POLITIQUE
22/12/2018 13:49 EST | Actualisé 22/12/2018 13:49 EST

Le Canada en campagne pour la libération de ses citoyens détenus en Chine

Mme Freeland a mentionné que les arrestations en Chine constituaient un inquiétant précédent qui a ébranlé les partenaires internationaux du Canada.

Adrian Wyld/The Canadian Press via AP,

La ministre des Affaires étrangères, Chrystia Freeland, a annoncé samedi que le Canada allait se lancer dans une campagne visant à obtenir la libération de deux citoyens détenus par la Chine dans ce qui ressemble à des représailles à la suite de l'arrestation d'une dirigeante d'une entreprise de télécommunications chinoise.

Lors d'une conférence téléphonique avec les journalistes, Mme Freeland a mentionné que les arrestations en Chine constituaient un inquiétant précédent qui a ébranlé les partenaires internationaux du Canada.

«Nous allons continuer de travailler avec un large groupe d'alliés pour soulever cet enjeu», a-t-elle déclaré, précisant que le réseau d'ambassadeurs canadiens allait tendre la main aux gouvernements du monde entier.

La ministre Freeland a affirmé avoir discuté, vendredi, avec l'ambassadeur de Chine à Ottawa et avoir formulé la première demande officielle du Canada pour la libération immédiate de l'ancien diplomate Michael Kovrig et de l'entrepreneur Michael Spavor. Les États-Unis, le Royaume-Uni et l'Union européenne ont également publié des déclarations en soutien à la requête du Canada.

Meng Wanzhou, directrice financière du géant chinois des télécommunications Huawei, a été arrêtée à la demande des États-Unis alors qu'elle effectuait une escale à l'aéroport de Vancouver le 1er décembre.
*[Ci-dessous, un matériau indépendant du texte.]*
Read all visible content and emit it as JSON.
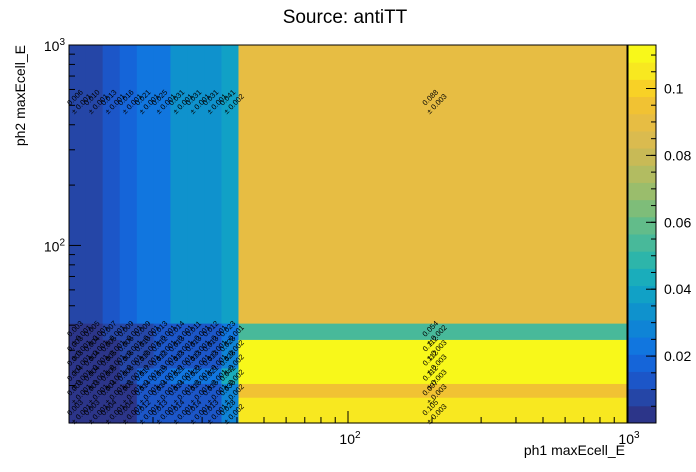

La justice américaine demande son extradition pour l'accuser, ainsi que son entreprise, d'avoir menti sur les liens d'affaires de Huawei avec l'Iran.

Neuf jours plus tard, les Chinois ont arrêté MM. Kovrig et Spavor pour des allégations floues d'«activités mettant en danger la sécurité nationale» de la Chine.

La sortie publique de Chrystia Freeland marque un changement de ton, beaucoup plus ferme, de la part des autorités canadiennes. L'opposition a reproché au premier ministre Justin Trudeau d'être demeuré muet et de ne pas avoir appelé directement son homologue chinois.

Mme Freeland a rappelé que le Canada ne fait que respecter son traité d'extradition avec les États-Unis et que le pays respecte la règle de droit qui a d'ailleurs mené à la libération sous caution de Mme Meng. «Elle a obtenu un accès absolu aux procédures régulières et au système judiciaire indépendant, a décrit la ministre. C'est comme ça que le Canada fonctionne.»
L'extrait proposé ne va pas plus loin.